Le 7 décembre 1899 on le nomma archevêque d’Albi pour lequel il fut préconisé le 14. La veille, 13 décembre, il a la délicatesse de nommer chanoine honoraire le curé de Vinon, l’abbé Hippolyte Arnaud, neveu de son successeur (il mourra curé de Saint-Raphaël en mai 1902). Il quitta sa ville de Fréjus le matin du mercredi 14 février 1900.
image018Ami personnel d’Alfred Loisy, Mgr Mignot fut l’un des rares membres de l’épiscopat français qui, sans épouser les thèses modernistes, tenta de soutenir avec plus de sincérité que de compétence théologique un homme qu’il estimait.

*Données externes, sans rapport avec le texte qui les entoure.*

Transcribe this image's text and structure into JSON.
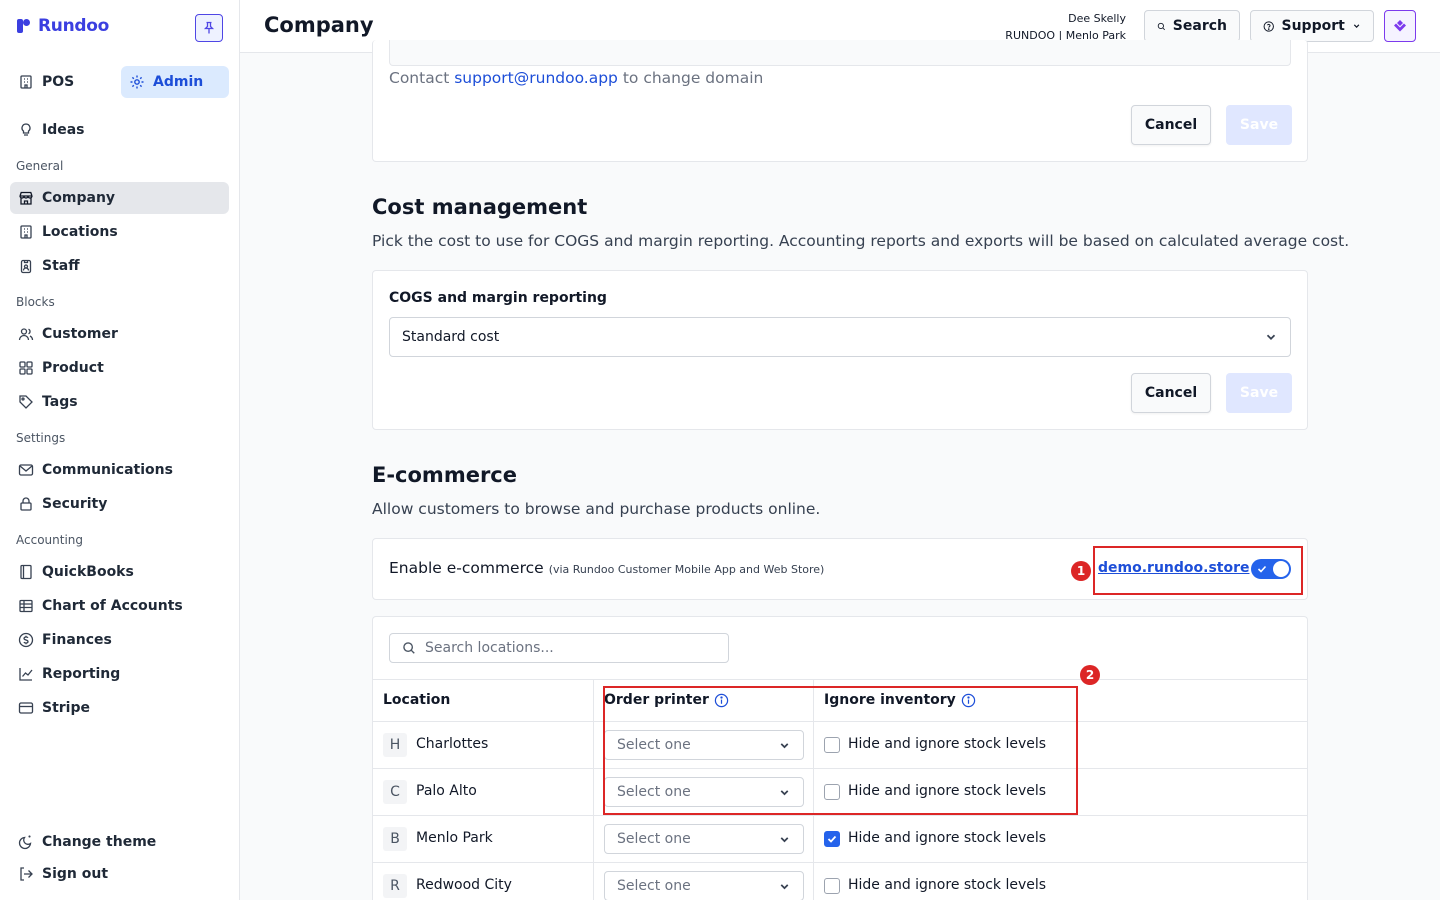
{
  "brand": {
    "name": "Rundoo",
    "color": "#3b3fe0"
  },
  "sidebar": {
    "modes": [
      {
        "label": "POS",
        "icon": "building-icon"
      },
      {
        "label": "Admin",
        "icon": "gear-icon",
        "active": true
      }
    ],
    "top_items": [
      {
        "label": "Ideas",
        "icon": "lightbulb-icon"
      }
    ],
    "sections": [
      {
        "title": "General",
        "items": [
          {
            "label": "Company",
            "icon": "store-icon",
            "active": true
          },
          {
            "label": "Locations",
            "icon": "building-icon"
          },
          {
            "label": "Staff",
            "icon": "badge-icon"
          }
        ]
      },
      {
        "title": "Blocks",
        "items": [
          {
            "label": "Customer",
            "icon": "users-icon"
          },
          {
            "label": "Product",
            "icon": "grid-icon"
          },
          {
            "label": "Tags",
            "icon": "tag-icon"
          }
        ]
      },
      {
        "title": "Settings",
        "items": [
          {
            "label": "Communications",
            "icon": "mail-icon"
          },
          {
            "label": "Security",
            "icon": "lock-icon"
          }
        ]
      },
      {
        "title": "Accounting",
        "items": [
          {
            "label": "QuickBooks",
            "icon": "book-icon"
          },
          {
            "label": "Chart of Accounts",
            "icon": "table-icon"
          },
          {
            "label": "Finances",
            "icon": "dollar-icon"
          },
          {
            "label": "Reporting",
            "icon": "line-chart-icon"
          },
          {
            "label": "Stripe",
            "icon": "credit-card-icon"
          }
        ]
      }
    ],
    "bottom_items": [
      {
        "label": "Change theme",
        "icon": "theme-icon"
      },
      {
        "label": "Sign out",
        "icon": "sign-out-icon"
      }
    ]
  },
  "header": {
    "title": "Company",
    "user_name": "Dee Skelly",
    "user_org": "RUNDOO | Menlo Park",
    "search_label": "Search",
    "support_label": "Support"
  },
  "domain_card": {
    "contact_prefix": "Contact ",
    "contact_email": "support@rundoo.app",
    "contact_suffix": " to change domain",
    "cancel_label": "Cancel",
    "save_label": "Save"
  },
  "cost_management": {
    "title": "Cost management",
    "description": "Pick the cost to use for COGS and margin reporting. Accounting reports and exports will be based on calculated average cost.",
    "field_label": "COGS and margin reporting",
    "selected_value": "Standard cost",
    "cancel_label": "Cancel",
    "save_label": "Save"
  },
  "ecommerce": {
    "title": "E-commerce",
    "description": "Allow customers to browse and purchase products online.",
    "enable_label": "Enable e-commerce",
    "enable_note": "(via Rundoo Customer Mobile App and Web Store)",
    "store_link": "demo.rundoo.store",
    "enabled": true,
    "search_placeholder": "Search locations...",
    "columns": {
      "location": "Location",
      "order_printer": "Order printer",
      "ignore_inventory": "Ignore inventory"
    },
    "rows": [
      {
        "badge": "H",
        "name": "Charlottes",
        "printer": "Select one",
        "ignore_label": "Hide and ignore stock levels",
        "ignore_checked": false
      },
      {
        "badge": "C",
        "name": "Palo Alto",
        "printer": "Select one",
        "ignore_label": "Hide and ignore stock levels",
        "ignore_checked": false
      },
      {
        "badge": "B",
        "name": "Menlo Park",
        "printer": "Select one",
        "ignore_label": "Hide and ignore stock levels",
        "ignore_checked": true
      },
      {
        "badge": "R",
        "name": "Redwood City",
        "printer": "Select one",
        "ignore_label": "Hide and ignore stock levels",
        "ignore_checked": false
      }
    ]
  },
  "annotations": [
    {
      "number": "1"
    },
    {
      "number": "2"
    }
  ],
  "colors": {
    "accent": "#2563eb",
    "annotation": "#dc2626",
    "admin_bg": "#dbeafe",
    "app_icon": "#7c3aed"
  }
}
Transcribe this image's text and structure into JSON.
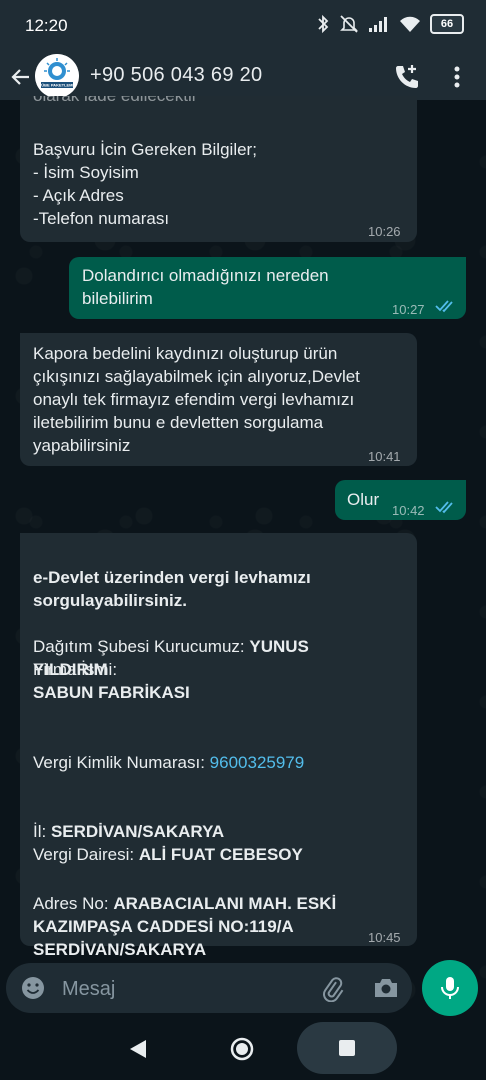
{
  "status_bar": {
    "time": "12:20",
    "battery": "66"
  },
  "header": {
    "contact_name": "+90 506 043 69 20",
    "avatar_text": "TÜBE PAKETLEME"
  },
  "messages": [
    {
      "direction": "in",
      "top_fragment": "olarak iade edilecektir",
      "title": "Başvuru İcin Gereken Bilgiler;",
      "lines": [
        "- İsim Soyisim",
        "- Açık Adres",
        "-Telefon numarası"
      ],
      "time": "10:26"
    },
    {
      "direction": "out",
      "text": "Dolandırıcı olmadığınızı nereden bilebilirim",
      "time": "10:27"
    },
    {
      "direction": "in",
      "text": "Kapora bedelini kaydınızı oluşturup ürün çıkışınızı sağlayabilmek için alıyoruz,Devlet onaylı tek firmayız efendim vergi levhamızı iletebilirim bunu e devletten sorgulama yapabilirsiniz",
      "time": "10:41"
    },
    {
      "direction": "out",
      "text": "Olur",
      "time": "10:42"
    },
    {
      "direction": "in",
      "heading": "e-Devlet üzerinden vergi levhamızı sorgulayabilirsiniz.",
      "founder_label": "Dağıtım Şubesi Kurucumuz: ",
      "founder_value": "YUNUS YILDIRIM",
      "company_label": "Firma İsmi:",
      "company_value": "SABUN FABRİKASI",
      "tax_id_label": "Vergi Kimlik Numarası: ",
      "tax_id_value": "9600325979",
      "city_label": "İl: ",
      "city_value": "SERDİVAN/SAKARYA",
      "tax_office_label": "Vergi Dairesi: ",
      "tax_office_value": "ALİ FUAT CEBESOY",
      "address_label": "Adres No: ",
      "address_value": "ARABACIALANI MAH. ESKİ KAZIMPAŞA CADDESİ NO:119/A SERDİVAN/SAKARYA",
      "time": "10:45"
    }
  ],
  "input": {
    "placeholder": "Mesaj"
  },
  "colors": {
    "incoming": "#202c33",
    "outgoing": "#005c4b",
    "accent": "#00a884",
    "read_ticks": "#53bdeb",
    "link": "#53bdeb"
  }
}
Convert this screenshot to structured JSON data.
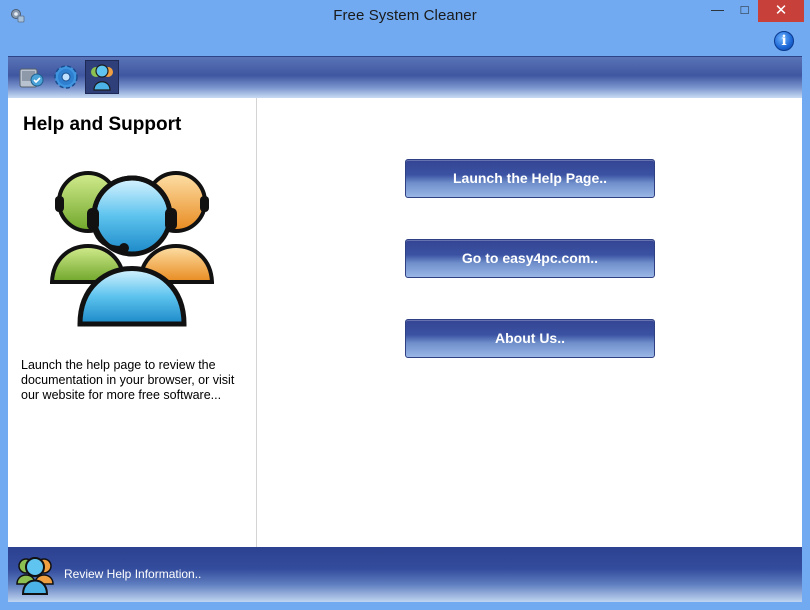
{
  "window": {
    "title": "Free System Cleaner",
    "minimize_glyph": "—",
    "maximize_glyph": "□",
    "close_glyph": "✕"
  },
  "info": {
    "glyph": "i"
  },
  "toolbar": {
    "items": [
      {
        "name": "cleaner",
        "icon": "drive-cleaner-icon"
      },
      {
        "name": "settings",
        "icon": "gear-icon"
      },
      {
        "name": "help",
        "icon": "support-people-icon",
        "active": true
      }
    ]
  },
  "left_panel": {
    "title": "Help and Support",
    "description": "Launch the help page to review the documentation in your browser, or visit our website for more free software..."
  },
  "actions": {
    "launch_help": "Launch the Help Page..",
    "goto_site": "Go to easy4pc.com..",
    "about": "About Us.."
  },
  "status": {
    "text": "Review Help Information.."
  },
  "colors": {
    "window_frame": "#71aaf0",
    "close_button": "#c7413a",
    "toolbar_dark": "#3f57a0",
    "button_dark": "#344494",
    "button_light": "#9ab6e6"
  }
}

Son attitude originale, à ce propos donna prise à certaines controverses et révèle un homme soucieux de concilier foi et raison dans une recherche intellectuelle permanente et inquiète, désireux de gagner à la foi une élite qui semblait s’en éloigner et surtout un homme d’une infinie délicatesse et d’une indéfectible fidélité en amitié, qui ne lui épargna ni erreurs ni déconvenues. Dès sa première année dans le Tarn, Mgr Mignot s'attacha comme vicaire général l'abbé Louis Birot (1863-1936), figure du catholicisme démocratique et social, qui partageait avec son archevêque la même puisance intellectuelle et fut le rédacteur de nombre de document signés "Mignot". La période extrêmement délicate favorise chez eux des jugements peu amènes tant à l'égard de saint Pie X dont Birot brocardait la devise "Instaurare omnia in Christo" en la traduisant "Instaurare omnia in potentia papali", que des confrères évêques parmi lesquels se distinguent quelques amis comme Mgr Lucien Lacroix pressenti en 1906 pour prêcher la Sainte-Cécile avec la consigne de ne pas s'aventurer sur les terrains philosophiques et politiques communs et de garder une prudente réserve en matière d'hagiographie...

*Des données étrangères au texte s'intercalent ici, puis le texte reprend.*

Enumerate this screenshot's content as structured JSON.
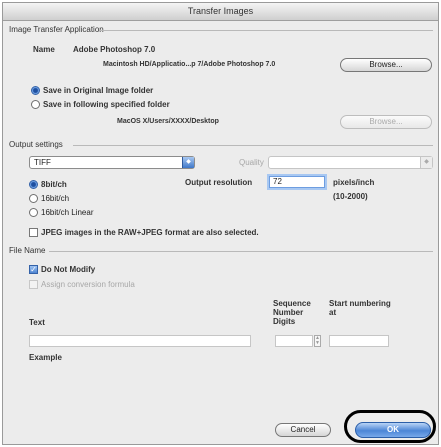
{
  "window": {
    "title": "Transfer Images"
  },
  "application_section": {
    "title": "Image Transfer Application",
    "name_label": "Name",
    "name_value": "Adobe Photoshop 7.0",
    "path_value": "Macintosh HD/Applicatio...p 7/Adobe Photoshop 7.0",
    "browse_label": "Browse...",
    "radio_original": "Save in Original Image folder",
    "radio_specified": "Save in following specified folder",
    "specified_path": "MacOS X/Users/XXXX/Desktop",
    "browse_disabled_label": "Browse..."
  },
  "output_section": {
    "title": "Output settings",
    "format_value": "TIFF",
    "quality_label": "Quality",
    "quality_value": "",
    "bits": [
      "8bit/ch",
      "16bit/ch",
      "16bit/ch Linear"
    ],
    "resolution_label": "Output resolution",
    "resolution_value": "72",
    "resolution_unit": "pixels/inch",
    "resolution_range": "(10-2000)",
    "jpeg_note": "JPEG images in the RAW+JPEG format are also selected."
  },
  "filename_section": {
    "title": "File Name",
    "do_not_modify": "Do Not Modify",
    "assign_formula": "Assign conversion formula",
    "col_text": "Text",
    "col_sequence": "Sequence Number Digits",
    "col_start": "Start numbering at",
    "text_value": "",
    "digits_value": "",
    "start_value": "",
    "example_label": "Example"
  },
  "footer": {
    "cancel_label": "Cancel",
    "ok_label": "OK"
  }
}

Déployant un ministère actif et diversifié, il montra une attention particulière aux études bibliques et une grande ouverture aux questions de société : parfois tiraillé dans sa double fidélité à l’Eglise et à sa patrie, il joua un rôle important et controversé dans les affaires religieuses de la France de 1890 à sa mort, à Albi le 18 mars 1918. Son corps repose dans le caveau des archevêques d'Albi aménagé pour lui et ses successeurs dans la chapelle Saint-Etienne de la cathédrale albigeoise.

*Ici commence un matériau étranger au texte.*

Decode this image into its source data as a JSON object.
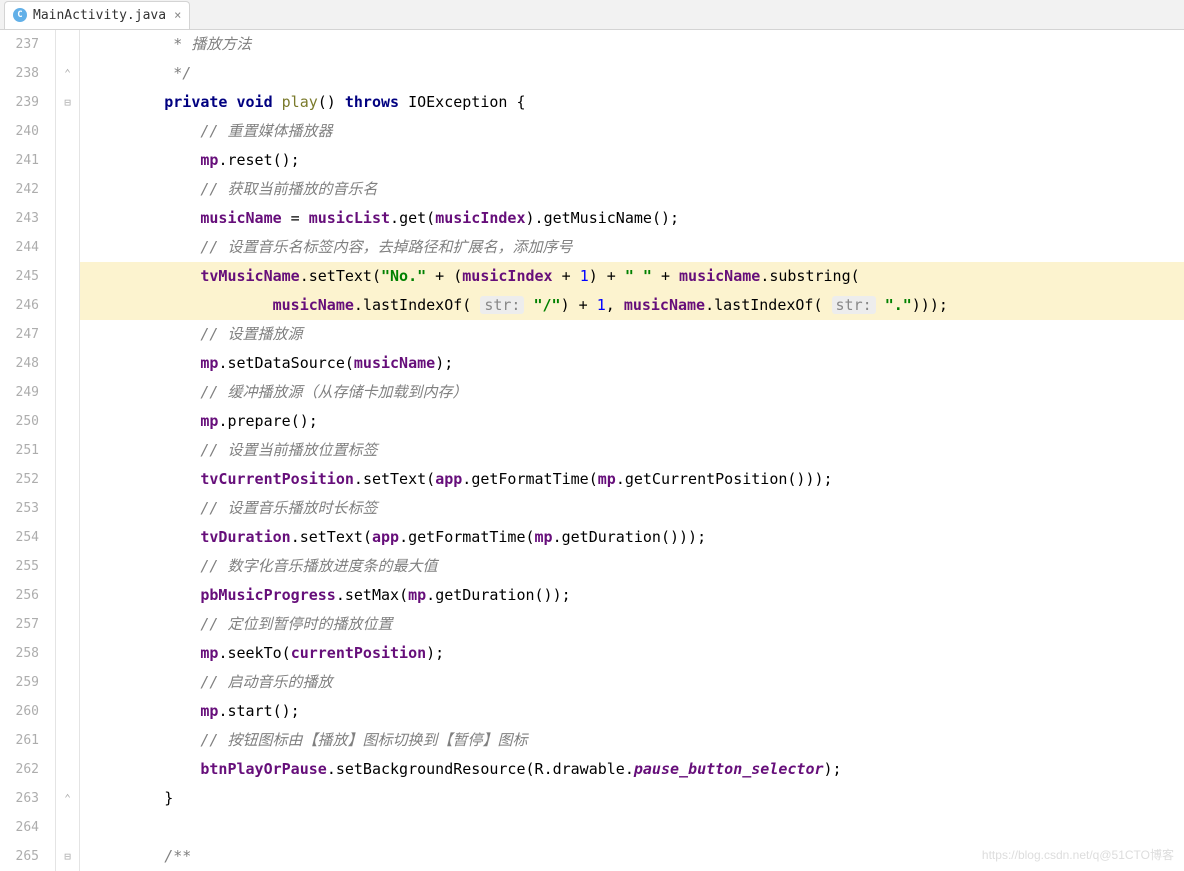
{
  "tab": {
    "label": "MainActivity.java"
  },
  "watermarks": {
    "left": "https://blog.csdn.net/q",
    "right": "@51CTO博客"
  },
  "gutter": {
    "lines": [
      237,
      238,
      239,
      240,
      241,
      242,
      243,
      244,
      245,
      246,
      247,
      248,
      249,
      250,
      251,
      252,
      253,
      254,
      255,
      256,
      257,
      258,
      259,
      260,
      261,
      262,
      263,
      264,
      265
    ]
  },
  "code": {
    "l237": "         * 播放方法",
    "l238": "         */",
    "l239_kw1": "private",
    "l239_kw2": "void",
    "l239_method": "play",
    "l239_kw3": "throws",
    "l239_ex": "IOException",
    "l240": "            // 重置媒体播放器",
    "l241_obj": "mp",
    "l241_m": "reset",
    "l242": "            // 获取当前播放的音乐名",
    "l243_a": "musicName",
    "l243_b": "musicList",
    "l243_m1": "get",
    "l243_c": "musicIndex",
    "l243_m2": "getMusicName",
    "l244": "            // 设置音乐名标签内容，去掉路径和扩展名，添加序号",
    "l245_a": "tvMusicName",
    "l245_m": "setText",
    "l245_s1": "\"No.\"",
    "l245_b": "musicIndex",
    "l245_n": "1",
    "l245_s2": "\" \"",
    "l245_c": "musicName",
    "l245_m2": "substring",
    "l246_a": "musicName",
    "l246_m1": "lastIndexOf",
    "l246_h": "str:",
    "l246_s1": "\"/\"",
    "l246_n": "1",
    "l246_b": "musicName",
    "l246_m2": "lastIndexOf",
    "l246_s2": "\".\"",
    "l247": "            // 设置播放源",
    "l248_a": "mp",
    "l248_m": "setDataSource",
    "l248_b": "musicName",
    "l249": "            // 缓冲播放源（从存储卡加载到内存）",
    "l250_a": "mp",
    "l250_m": "prepare",
    "l251": "            // 设置当前播放位置标签",
    "l252_a": "tvCurrentPosition",
    "l252_m1": "setText",
    "l252_b": "app",
    "l252_m2": "getFormatTime",
    "l252_c": "mp",
    "l252_m3": "getCurrentPosition",
    "l253": "            // 设置音乐播放时长标签",
    "l254_a": "tvDuration",
    "l254_m1": "setText",
    "l254_b": "app",
    "l254_m2": "getFormatTime",
    "l254_c": "mp",
    "l254_m3": "getDuration",
    "l255": "            // 数字化音乐播放进度条的最大值",
    "l256_a": "pbMusicProgress",
    "l256_m1": "setMax",
    "l256_b": "mp",
    "l256_m2": "getDuration",
    "l257": "            // 定位到暂停时的播放位置",
    "l258_a": "mp",
    "l258_m": "seekTo",
    "l258_b": "currentPosition",
    "l259": "            // 启动音乐的播放",
    "l260_a": "mp",
    "l260_m": "start",
    "l261": "            // 按钮图标由【播放】图标切换到【暂停】图标",
    "l262_a": "btnPlayOrPause",
    "l262_m": "setBackgroundResource",
    "l262_b": "R",
    "l262_c": "drawable",
    "l262_d": "pause_button_selector",
    "l263": "        }",
    "l265": "        /**"
  }
}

* L'adoption pour sa signature d'évêque du double prénom Eudoxe Irénée et l'adoption comme devise de la formule "In Veritate et in Pace" qui en est une traduction directe, procèdent d'un choix délibéré. A la fin de sa vie, l'archevêque d'Albi mesurera l'ambition, l'inachèvement et sans doute aussi la vanité de ce programme. Répondant à une de ses dirigées qui l'interroge sur le sens de sa devise il écrit :
« Je vais vous dire simplement que, si je n'avais pas de respect humain [...] je changerai de devise et mettrais à la place : In fide et in pace. La paix de l'âme et de l'intelligence par la foi ! [...] Si le silence des espaces infinis effrayait Pascal, le silence de l'Absolu m'épouvante. [...] Nous ne savons de Dieu que ce qu'il a voulu nous apprendre lui-même ; d'où la nécessité de retomber dans le domaine de la foi : d'où l'In fide et in pace ; in pace per fidem. »
(Lettre à Mlle de Coninck, 31 octobre 1915)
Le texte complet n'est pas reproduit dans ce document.